Ditching the hassle of wood fireplaces is a popular move in Justin Isaacson’s Minnesota market.
“Especially with the aging population in this area, it’s just not a viable option for people to go out and cut their own wood and have to tend the fire to have the warmth,” says Isaacson, owner of Ike’s Fireplace and Ike’s Heating and Cooling in Nevis, Minnesota.
So these homeowners are turning to the convenience of propane fireplace inserts that can be retrofitted into the wood fire box. The gas units eliminate the creosote buildup in chimneys, so homeowners no longer have to worry about chimney fires. They add the convenience of a remote control or switch to start the fire, compared with the arduous task of building a fire and waiting for it to heat up. They don’t require the mess or hauling of wood logs. And they’re even cost-competitive to operate.
“Wood is getting pretty darn expensive, and propane is really a viable option versus many different fuels,” Isaacson says. Except for municipalities with access to natural gas, “For the most part, I think propane is the most cost-friendly option in this area,” he adds.
If your clients are ready to move on from their wood fireplace, Isaacson offers four product and installation tips for a smooth conversion experience.
1. Opt for a heater-rated unit for air quality and heat output.
Heater-rated gas fireplace inserts are constructed to withstand continuous operation and designed to be used for heating, with ceramic glass and refractory brick to facilitate heat transfer. They use two-pipe sealed ventilation, pulling in fresh air from the outside to burn and then exhausting flue gases through another pipe, so the system is completely sealed. Gas logs offer an alternative but rely entirely on the draft of the original wood chimney to exhaust, providing less-optimal air quality.
2. Ventilate through the existing wood chimney.
To install a propane fireplace insert, Isaacson first has a chimney sweep come in to clean out the chimney and fire box.
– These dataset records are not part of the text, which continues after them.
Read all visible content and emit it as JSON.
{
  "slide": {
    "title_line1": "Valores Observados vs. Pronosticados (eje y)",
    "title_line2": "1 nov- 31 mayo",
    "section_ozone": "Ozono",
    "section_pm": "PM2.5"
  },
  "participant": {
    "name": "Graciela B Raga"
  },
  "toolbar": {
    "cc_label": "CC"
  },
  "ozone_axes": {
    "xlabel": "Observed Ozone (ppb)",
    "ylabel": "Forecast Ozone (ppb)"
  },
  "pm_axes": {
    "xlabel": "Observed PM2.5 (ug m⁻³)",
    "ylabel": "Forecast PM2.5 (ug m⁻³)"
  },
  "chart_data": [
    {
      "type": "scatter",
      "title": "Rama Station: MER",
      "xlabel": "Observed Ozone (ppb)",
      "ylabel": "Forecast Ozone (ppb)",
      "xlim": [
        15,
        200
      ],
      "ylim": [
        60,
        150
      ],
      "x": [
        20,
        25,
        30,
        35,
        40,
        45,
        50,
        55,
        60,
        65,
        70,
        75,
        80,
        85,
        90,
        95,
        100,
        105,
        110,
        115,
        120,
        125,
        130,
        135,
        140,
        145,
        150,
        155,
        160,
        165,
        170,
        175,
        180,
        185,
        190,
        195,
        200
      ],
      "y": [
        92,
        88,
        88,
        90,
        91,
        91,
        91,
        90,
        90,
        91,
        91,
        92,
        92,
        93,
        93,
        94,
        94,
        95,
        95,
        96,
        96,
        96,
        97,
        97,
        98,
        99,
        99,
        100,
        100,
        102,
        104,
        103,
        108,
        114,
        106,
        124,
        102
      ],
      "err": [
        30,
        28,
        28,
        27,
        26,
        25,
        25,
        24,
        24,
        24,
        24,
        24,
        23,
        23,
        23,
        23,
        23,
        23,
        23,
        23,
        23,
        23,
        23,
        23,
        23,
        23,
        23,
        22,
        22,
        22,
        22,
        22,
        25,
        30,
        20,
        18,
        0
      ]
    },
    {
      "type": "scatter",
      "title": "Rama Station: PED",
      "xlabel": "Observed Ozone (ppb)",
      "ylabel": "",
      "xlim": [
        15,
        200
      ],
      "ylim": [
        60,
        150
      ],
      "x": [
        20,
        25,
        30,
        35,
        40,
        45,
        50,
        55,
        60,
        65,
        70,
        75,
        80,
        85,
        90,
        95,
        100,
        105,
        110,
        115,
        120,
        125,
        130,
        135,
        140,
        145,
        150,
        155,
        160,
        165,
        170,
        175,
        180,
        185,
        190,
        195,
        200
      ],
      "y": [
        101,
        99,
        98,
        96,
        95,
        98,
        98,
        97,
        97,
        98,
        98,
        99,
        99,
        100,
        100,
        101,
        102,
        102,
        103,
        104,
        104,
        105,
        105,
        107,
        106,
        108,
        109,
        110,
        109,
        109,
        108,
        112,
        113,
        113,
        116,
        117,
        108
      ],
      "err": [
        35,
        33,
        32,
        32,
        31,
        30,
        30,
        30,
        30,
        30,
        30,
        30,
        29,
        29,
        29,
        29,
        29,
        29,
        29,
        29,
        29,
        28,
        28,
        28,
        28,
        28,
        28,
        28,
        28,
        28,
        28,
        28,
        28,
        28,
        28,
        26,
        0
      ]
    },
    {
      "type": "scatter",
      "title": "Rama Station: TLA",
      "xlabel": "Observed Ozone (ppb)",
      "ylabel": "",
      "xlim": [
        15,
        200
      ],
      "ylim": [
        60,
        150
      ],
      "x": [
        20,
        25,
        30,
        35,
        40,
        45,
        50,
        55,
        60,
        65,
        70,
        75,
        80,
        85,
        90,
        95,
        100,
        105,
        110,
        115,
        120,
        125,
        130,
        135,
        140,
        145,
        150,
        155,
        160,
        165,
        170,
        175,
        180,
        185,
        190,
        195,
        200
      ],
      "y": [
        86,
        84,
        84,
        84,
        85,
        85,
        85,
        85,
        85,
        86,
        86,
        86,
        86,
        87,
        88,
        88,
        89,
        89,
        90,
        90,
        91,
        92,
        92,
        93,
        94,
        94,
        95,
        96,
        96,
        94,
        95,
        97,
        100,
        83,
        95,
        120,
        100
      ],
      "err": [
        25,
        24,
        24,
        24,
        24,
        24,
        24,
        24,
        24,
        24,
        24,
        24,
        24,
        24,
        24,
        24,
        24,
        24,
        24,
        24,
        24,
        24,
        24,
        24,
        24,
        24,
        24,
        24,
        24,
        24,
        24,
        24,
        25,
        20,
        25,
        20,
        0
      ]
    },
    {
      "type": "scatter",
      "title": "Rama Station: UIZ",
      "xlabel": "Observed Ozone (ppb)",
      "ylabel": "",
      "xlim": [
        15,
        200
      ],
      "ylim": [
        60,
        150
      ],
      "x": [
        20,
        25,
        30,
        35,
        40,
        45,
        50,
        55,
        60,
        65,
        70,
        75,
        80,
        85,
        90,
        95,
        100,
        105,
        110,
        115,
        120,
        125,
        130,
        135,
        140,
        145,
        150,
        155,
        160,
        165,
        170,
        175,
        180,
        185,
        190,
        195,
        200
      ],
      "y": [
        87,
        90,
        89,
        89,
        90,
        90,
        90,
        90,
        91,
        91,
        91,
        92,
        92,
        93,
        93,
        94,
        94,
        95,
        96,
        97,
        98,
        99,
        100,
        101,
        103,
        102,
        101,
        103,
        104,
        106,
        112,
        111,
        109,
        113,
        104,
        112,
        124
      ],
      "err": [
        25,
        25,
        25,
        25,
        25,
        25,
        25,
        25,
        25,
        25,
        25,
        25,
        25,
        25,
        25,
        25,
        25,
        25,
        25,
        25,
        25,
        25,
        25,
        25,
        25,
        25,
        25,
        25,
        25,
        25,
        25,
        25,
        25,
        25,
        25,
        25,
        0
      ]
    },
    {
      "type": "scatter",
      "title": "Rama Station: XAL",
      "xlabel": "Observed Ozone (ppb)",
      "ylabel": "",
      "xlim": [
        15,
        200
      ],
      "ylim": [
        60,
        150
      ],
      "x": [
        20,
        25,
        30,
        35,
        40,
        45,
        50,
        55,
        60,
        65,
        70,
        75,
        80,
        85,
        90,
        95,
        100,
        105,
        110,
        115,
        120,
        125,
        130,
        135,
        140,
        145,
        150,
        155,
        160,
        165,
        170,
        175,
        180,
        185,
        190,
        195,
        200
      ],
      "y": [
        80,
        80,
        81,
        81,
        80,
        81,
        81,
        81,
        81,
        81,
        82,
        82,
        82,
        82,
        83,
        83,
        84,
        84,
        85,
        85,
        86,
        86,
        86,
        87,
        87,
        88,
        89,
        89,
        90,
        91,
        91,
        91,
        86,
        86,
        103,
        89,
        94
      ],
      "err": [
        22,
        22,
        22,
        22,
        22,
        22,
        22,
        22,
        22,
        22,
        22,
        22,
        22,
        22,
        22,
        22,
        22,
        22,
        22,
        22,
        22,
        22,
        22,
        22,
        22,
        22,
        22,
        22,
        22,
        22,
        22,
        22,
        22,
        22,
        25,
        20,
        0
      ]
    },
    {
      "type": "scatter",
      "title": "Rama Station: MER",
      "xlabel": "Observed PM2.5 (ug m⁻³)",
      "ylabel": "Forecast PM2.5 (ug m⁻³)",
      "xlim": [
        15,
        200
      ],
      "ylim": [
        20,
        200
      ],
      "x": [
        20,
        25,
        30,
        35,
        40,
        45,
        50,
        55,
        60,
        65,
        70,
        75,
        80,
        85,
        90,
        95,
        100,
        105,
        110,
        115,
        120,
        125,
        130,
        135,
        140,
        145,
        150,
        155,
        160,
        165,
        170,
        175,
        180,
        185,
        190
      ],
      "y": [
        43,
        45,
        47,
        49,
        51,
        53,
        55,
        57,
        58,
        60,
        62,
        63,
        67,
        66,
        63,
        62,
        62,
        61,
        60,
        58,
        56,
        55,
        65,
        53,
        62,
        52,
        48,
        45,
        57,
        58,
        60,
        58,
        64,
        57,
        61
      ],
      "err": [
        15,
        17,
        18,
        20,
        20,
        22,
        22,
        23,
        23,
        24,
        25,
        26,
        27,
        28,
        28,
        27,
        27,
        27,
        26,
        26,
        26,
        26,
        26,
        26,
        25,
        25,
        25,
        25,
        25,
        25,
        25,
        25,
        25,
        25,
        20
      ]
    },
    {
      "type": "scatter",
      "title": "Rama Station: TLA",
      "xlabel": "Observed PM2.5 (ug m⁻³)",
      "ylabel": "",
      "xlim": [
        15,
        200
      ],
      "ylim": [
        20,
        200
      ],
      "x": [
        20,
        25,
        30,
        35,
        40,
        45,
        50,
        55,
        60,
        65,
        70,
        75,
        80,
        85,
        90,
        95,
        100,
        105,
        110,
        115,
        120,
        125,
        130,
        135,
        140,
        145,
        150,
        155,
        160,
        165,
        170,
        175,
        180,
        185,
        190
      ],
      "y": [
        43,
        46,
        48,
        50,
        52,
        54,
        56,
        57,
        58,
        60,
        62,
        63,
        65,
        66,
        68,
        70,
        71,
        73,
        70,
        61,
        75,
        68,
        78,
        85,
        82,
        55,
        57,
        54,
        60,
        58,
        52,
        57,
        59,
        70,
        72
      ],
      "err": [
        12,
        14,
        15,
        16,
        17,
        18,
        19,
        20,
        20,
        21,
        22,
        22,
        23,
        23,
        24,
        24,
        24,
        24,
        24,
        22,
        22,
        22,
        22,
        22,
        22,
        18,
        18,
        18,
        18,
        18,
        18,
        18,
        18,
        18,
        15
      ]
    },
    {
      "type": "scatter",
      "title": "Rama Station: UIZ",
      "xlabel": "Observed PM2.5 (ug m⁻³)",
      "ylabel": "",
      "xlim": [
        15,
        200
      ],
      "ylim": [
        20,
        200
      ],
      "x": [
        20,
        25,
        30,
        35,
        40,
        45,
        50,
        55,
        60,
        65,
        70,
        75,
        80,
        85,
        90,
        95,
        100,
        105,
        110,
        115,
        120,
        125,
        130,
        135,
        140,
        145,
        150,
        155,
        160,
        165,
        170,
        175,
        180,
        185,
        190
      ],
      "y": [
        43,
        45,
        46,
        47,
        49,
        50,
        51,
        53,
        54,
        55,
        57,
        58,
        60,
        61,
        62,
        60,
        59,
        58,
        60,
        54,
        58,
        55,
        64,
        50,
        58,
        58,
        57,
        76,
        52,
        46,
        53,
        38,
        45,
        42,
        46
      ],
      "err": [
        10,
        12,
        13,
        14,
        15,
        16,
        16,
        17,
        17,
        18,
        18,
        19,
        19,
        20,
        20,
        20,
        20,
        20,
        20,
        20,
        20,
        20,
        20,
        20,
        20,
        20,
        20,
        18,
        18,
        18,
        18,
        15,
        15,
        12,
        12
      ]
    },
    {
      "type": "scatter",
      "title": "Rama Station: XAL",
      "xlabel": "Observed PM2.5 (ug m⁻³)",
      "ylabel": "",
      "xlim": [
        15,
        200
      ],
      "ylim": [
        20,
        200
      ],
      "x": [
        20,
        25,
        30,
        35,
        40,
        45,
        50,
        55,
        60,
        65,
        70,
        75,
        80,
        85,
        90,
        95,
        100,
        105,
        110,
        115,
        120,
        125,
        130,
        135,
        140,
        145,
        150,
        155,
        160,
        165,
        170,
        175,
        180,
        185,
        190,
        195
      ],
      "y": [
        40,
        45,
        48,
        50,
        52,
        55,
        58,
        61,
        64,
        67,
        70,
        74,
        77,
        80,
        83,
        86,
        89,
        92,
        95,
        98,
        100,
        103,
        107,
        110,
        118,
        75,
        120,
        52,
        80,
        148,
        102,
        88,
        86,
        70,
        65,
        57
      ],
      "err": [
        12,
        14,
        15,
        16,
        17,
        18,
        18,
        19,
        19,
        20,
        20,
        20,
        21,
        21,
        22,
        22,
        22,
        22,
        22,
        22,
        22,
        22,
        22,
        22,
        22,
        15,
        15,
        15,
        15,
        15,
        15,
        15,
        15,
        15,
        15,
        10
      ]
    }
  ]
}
He installs a liner kit that includes a termination top, which connects to the combustion air and exhaust pipes. Isaacson typically drops a rope down the chimney, ties the other end to the two pipes, and then uses a two-man team to guide the pipes through a chimney. For challenging chimneys, such as one with a horizontal jog in the middle, he’s used a tennis ball on the end of the rope to bounce its way to the chimney opening.
If the chimney is too dilapidated to be used for wood, then it won’t work for gas, either. Consider installing a built-in gas fireplace in a different location, where it can be direct-vented right out the side wall.
3. Have multiple options ready for gas line installation.
When bringing a gas line to the new fireplace unit, Isaacson always has a backup plan ready. A particularly challenging fireplace replacement might have several inches of concrete and steel panels around it, so he might employ plasma cutters or impact rotary drills to drill a hole on either side of the fireplace unit. But Isaacson might also consider running the gas line a different way. For instance, it might not be worth cutting through a huge swath of concrete and steel to connect to a gas line in the basement mechanical room. “It might be easier to go right out the back and run a line from behind the fireplace,” Isaacson says. “Have a regulator there and then run that over to the propane tank, and then just have a separate circuit for the fireplace.”
4. Fireplace surrounds provide a pleasing finished aesthetic.
Isaacson commonly uses the Escape-30 and Escape-35 gas insert fireplaces from Heat & Glo, selecting the largest unit that can be accommodated in the original space. A surround connects to the insert, covering the void area left over between the insert and the existing unit to provide a finished look. Manufacturers typically offer several options for the front and shape of the surround. “You can get custom surrounds where it might be an arch top or a different-size rectangle than just their standard size,” he says. With a fantastic finished look, your client’s new propane fireplace will be a welcome replacement for their messy, bothersome wood unit.